Gli archi rappresentano un elemento di intrusione fino ad intensificare l’intera sezione creando un ritmo sempre più serrato. Questa sorta di danza propiziatoria serve ad esorcizzare il vino per liberarlo della sua anima, il soprano.
La cellula ritmica primaria è contenuta all’interno del titolo.
Questa esortazione strumentale sfocia nella recitazione del primo verso Un soir, l’âme du vin chantait dans les bouteilles che è affidata al direttore oppure ad una voce maschile dell’ensemble: difatti poi l’anima del vino, e quindi il soprano, parlerà direttamente in prima persona. Questa frase contiene le parole chiave iconografiche della composizione: la sera, l’atmosfera perfetta per la rievocazione; il canto, espressione linguistica dell’anima del vino attraverso il soprano e le bottiglie, i contenitori nei quali è racchiuso il vino ed imprigionata la sua anima.
Segue una parte misteriosa data dai multifonici del flauto e del clarinetto, dal vibrafono suonato con l’arco da contrabbasso e dagli archi la cui tessitura è brulicante. Questo è il primo contatto con l’anima attraverso il quale il vino umanizzato trascende la sua dimensione e assume parola e spirito. Il bastone della pioggia è elemento dominante a tale scopo sfruttato come simbolo di materializzazione dell’anima (entrata del soprano) e della sua esalazione finale (uscita del soprano).
Globalmente la scelta delle percussioni quali water gourd, foglie secche, chekeré, etc.. ha una valenza principalmente naturalistica e vogliono riportare l’attenzione sul rapporto vino/terra.
Nella parte finale troviamo lo chekeré che allegoricamente è l’antagonista dell’udu, lo strumento che ha esortato l’anima, e dà avvio quindi alla sua dissolvenza finale.
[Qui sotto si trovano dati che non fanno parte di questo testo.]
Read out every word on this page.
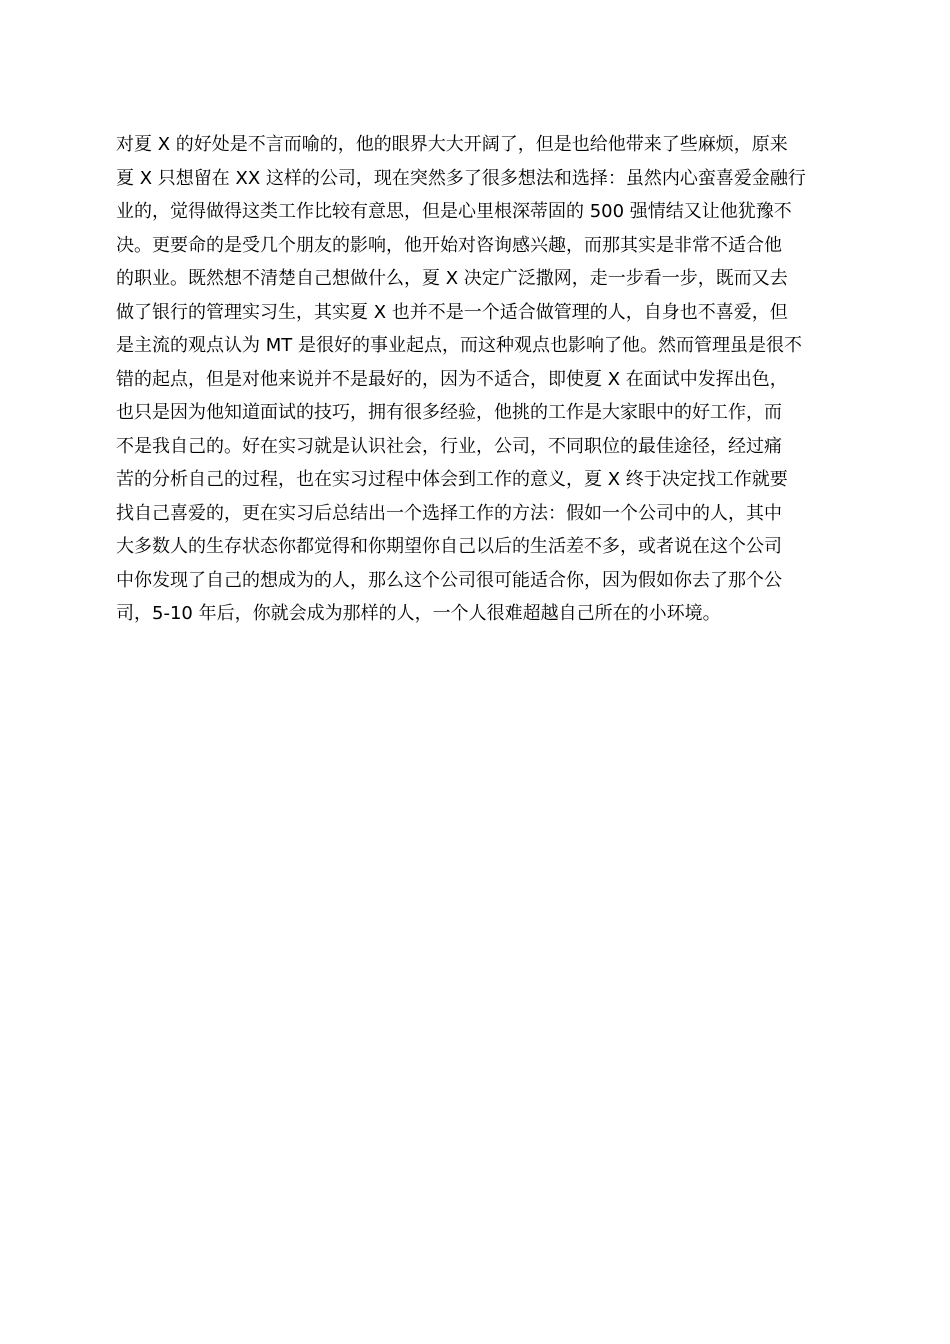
对夏 X 的好处是不言而喻的，他的眼界大大开阔了，但是也给他带来了些麻烦，原来
夏 X 只想留在 XX 这样的公司，现在突然多了很多想法和选择：虽然内心蛮喜爱金融行
业的，觉得做得这类工作比较有意思，但是心里根深蒂固的 500 强情结又让他犹豫不
决。更要命的是受几个朋友的影响，他开始对咨询感兴趣，而那其实是非常不适合他
的职业。既然想不清楚自己想做什么，夏 X 决定广泛撒网，走一步看一步，既而又去
做了银行的管理实习生，其实夏 X 也并不是一个适合做管理的人，自身也不喜爱，但
是主流的观点认为 MT 是很好的事业起点，而这种观点也影响了他。然而管理虽是很不
错的起点，但是对他来说并不是最好的，因为不适合，即使夏 X 在面试中发挥出色，
也只是因为他知道面试的技巧，拥有很多经验，他挑的工作是大家眼中的好工作，而
不是我自己的。好在实习就是认识社会，行业，公司，不同职位的最佳途径，经过痛
苦的分析自己的过程，也在实习过程中体会到工作的意义，夏 X 终于决定找工作就要
找自己喜爱的，更在实习后总结出一个选择工作的方法：假如一个公司中的人，其中
大多数人的生存状态你都觉得和你期望你自己以后的生活差不多，或者说在这个公司
中你发现了自己的想成为的人，那么这个公司很可能适合你，因为假如你去了那个公
司，5-10 年后，你就会成为那样的人，一个人很难超越自己所在的小环境。
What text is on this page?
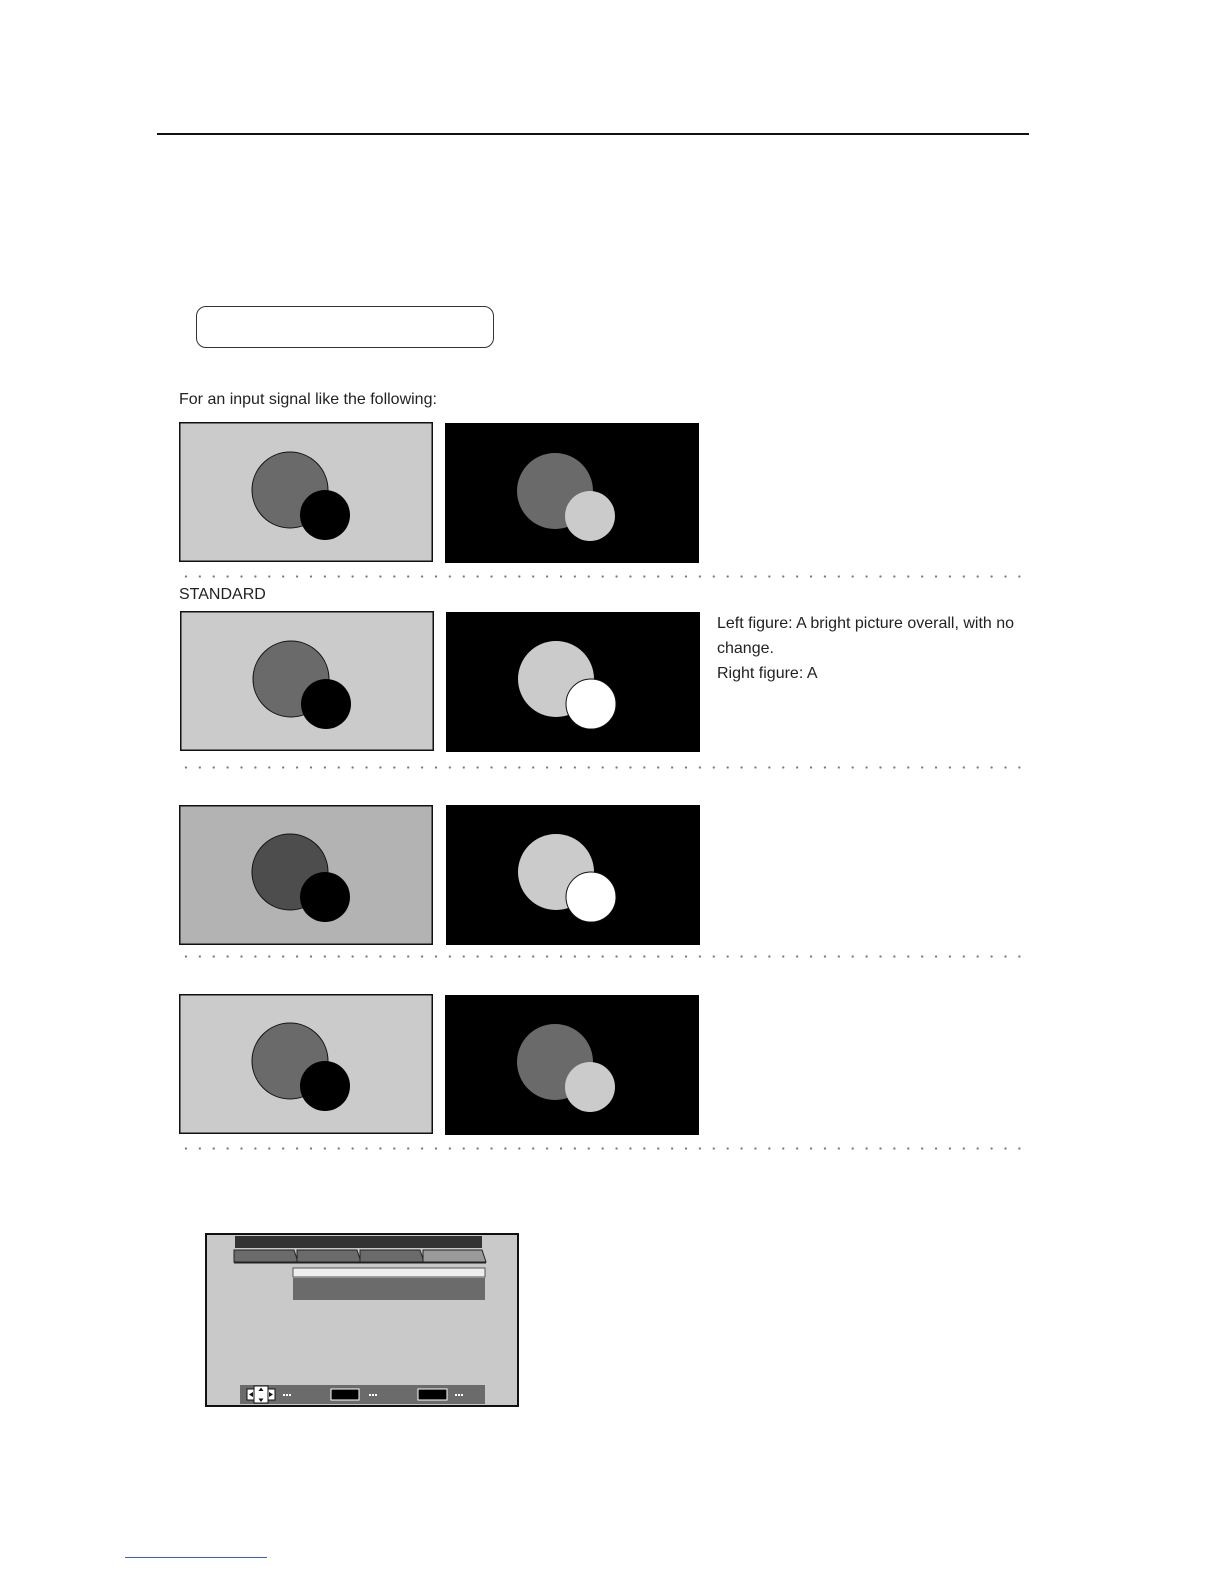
For an input signal like the following:
STANDARD
Left figure: A bright picture overall, with no
change.
Right figure: A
Lo chekeré viene strofinato come metafora di un’antica lampada del genio e poi lanciato in alto e ripreso dall’esecutore per assumere il ruolo dell’ éternel Semeur.
Come una contro-esortazione, le foglie secche portano via come un soffio l’anima del vino e il bastone della pioggia fa esalare l’anima come fosse l’ultimo alito di vento sui campi dorati dell’autunno.